Tabii buna bağlı olarak da ilgililerin sızlanması başladı…

İlgililerin sızlanmasının nedeni tabii ki ellerindeki rant gidecek diye sızlanıyorlardı.

Oysa bir hüsnü kuruntudan ibaretti ilgililerin sızıntısı…

Çünkü ilgisizler doğal olarak bilgisiz olduklarından sızlayacak bir şey bulamıyorlardı.

Çünkü radyasyon gözle görülmüyordu, elle tutulmuyordu…

Onların ilgilenmesi için, görmesi gerek, eline alıp tutması, mümkünse yemesi gerek…

Aslında onlar da sızlıyorlar ama bu sızlama biraz gecikmeli olarak geliyor;

“Bu toprakta neden ot bitmiyor?”

“Bu inek niye çift başlı doğdu?”

“Ben niye bu hastalıktan ölüyorum?”

Sorularını kendi kendilerine soran ilgisizler, radyasyonla bir ilgi kuramadıklarından dolayı ilgililere de bir şey diyemiyorlardı.

Çernobil paniğinden komşu ülkeler de etkilendi tabii ki, ellerindeki çayları tam toplayacakken benim radyasyon sızdırmam yüzünden ne yapacaklarını bilemediler.

Yok yok bulaşmamıştır bulaşmamıştır” diye kendilerini teselli ettiler…

Adamların bakanları bardak bardak çay içip “Bakın içiyorum işte bir şey olmuyor” dedi.

Hatta bazı sivri zekâlıları çıkıp “Radyasyon belli bir miktarda alınırsa yararlı olur, hele hele erkekliğe çok falyalıdır diye bilimsel açıklamalarda bulundu.

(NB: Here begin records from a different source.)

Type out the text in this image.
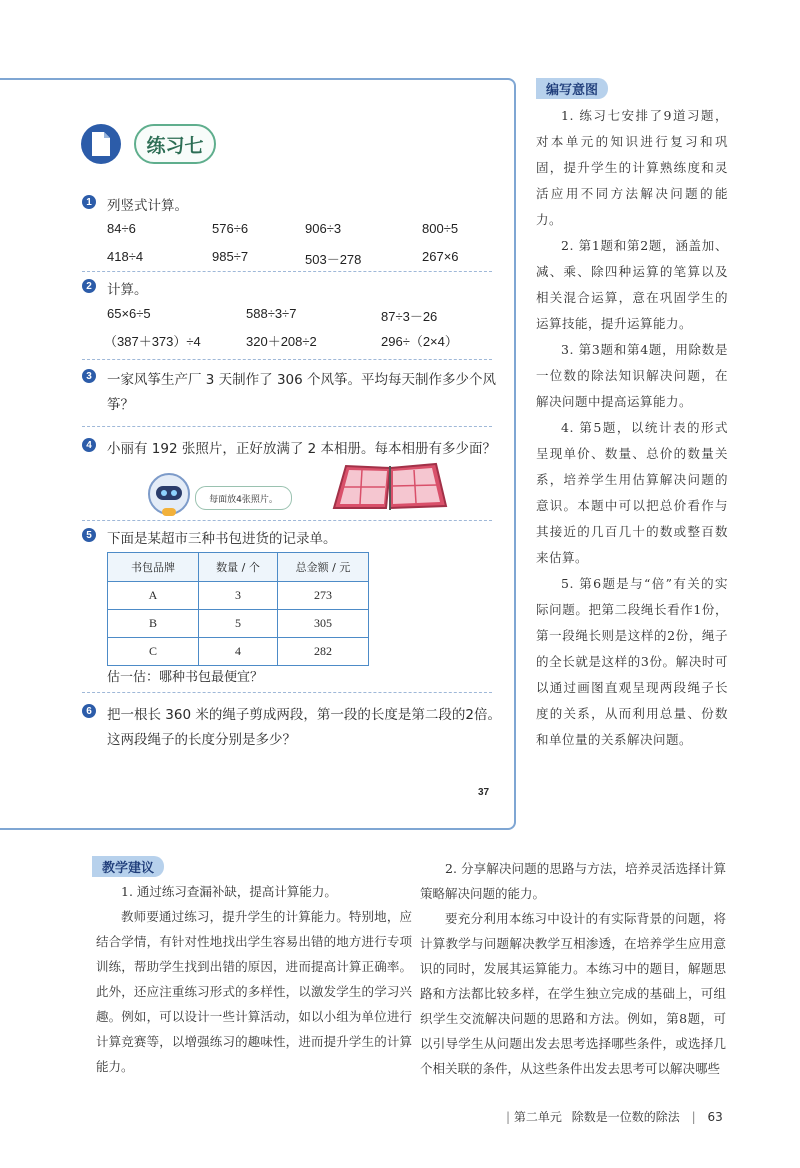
练习七
1	列竖式计算。
84÷6	576÷6	906÷3	800÷5
418÷4	985÷7	503－278	267×6
2	计算。
65×6÷5	588÷3÷7	87÷3－26
（387＋373）÷4	320＋208÷2	296÷（2×4）
3	一家风筝生产厂 3 天制作了 306 个风筝。平均每天制作多少个风筝？
4	小丽有 192 张照片，正好放满了 2 本相册。每本相册有多少面？
每面放4张照片。
5	下面是某超市三种书包进货的记录单。
书包品牌	数量 / 个	总金额 / 元
A	3	273
B	5	305
C	4	282
估一估：哪种书包最便宜？
6	把一根长 360 米的绳子剪成两段，第一段的长度是第二段的2倍。这两段绳子的长度分别是多少？
37
编写意图

1. 练习七安排了9道习题，对本单元的知识进行复习和巩固，提升学生的计算熟练度和灵活应用不同方法解决问题的能力。

2. 第1题和第2题，涵盖加、减、乘、除四种运算的笔算以及相关混合运算，意在巩固学生的运算技能，提升运算能力。

3. 第3题和第4题，用除数是一位数的除法知识解决问题，在解决问题中提高运算能力。

4. 第5题，以统计表的形式呈现单价、数量、总价的数量关系，培养学生用估算解决问题的意识。本题中可以把总价看作与其接近的几百几十的数或整百数来估算。

5. 第6题是与“倍”有关的实际问题。把第二段绳长看作1份，第一段绳长则是这样的2份，绳子的全长就是这样的3份。解决时可以通过画图直观呈现两段绳子长度的关系，从而利用总量、份数和单位量的关系解决问题。

教学建议

1. 通过练习查漏补缺，提高计算能力。

教师要通过练习，提升学生的计算能力。特别地，应结合学情，有针对性地找出学生容易出错的地方进行专项训练，帮助学生找到出错的原因，进而提高计算正确率。此外，还应注重练习形式的多样性，以激发学生的学习兴趣。例如，可以设计一些计算活动，如以小组为单位进行计算竞赛等，以增强练习的趣味性，进而提升学生的计算能力。

2. 分享解决问题的思路与方法，培养灵活选择计算策略解决问题的能力。

要充分利用本练习中设计的有实际背景的问题，将计算教学与问题解决教学互相渗透，在培养学生应用意识的同时，发展其运算能力。本练习中的题目，解题思路和方法都比较多样，在学生独立完成的基础上，可组织学生交流解决问题的思路和方法。例如，第8题，可以引导学生从问题出发去思考选择哪些条件，或选择几个相关联的条件，从这些条件出发去思考可以解决哪些

| 第二单元 除数是一位数的除法 | 63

Bu kadar risk her şeyde vardır, trafik kazalarında da insanlar ölüyor, evdeki tüp gazlar da patlayabilir, radyasyonu tv izlerken de alıyorsun” diyenler bile oldu.

Bunları duyunca bir gururlandım ki sormayın, “Ben neymişim” dedim kendi kendime.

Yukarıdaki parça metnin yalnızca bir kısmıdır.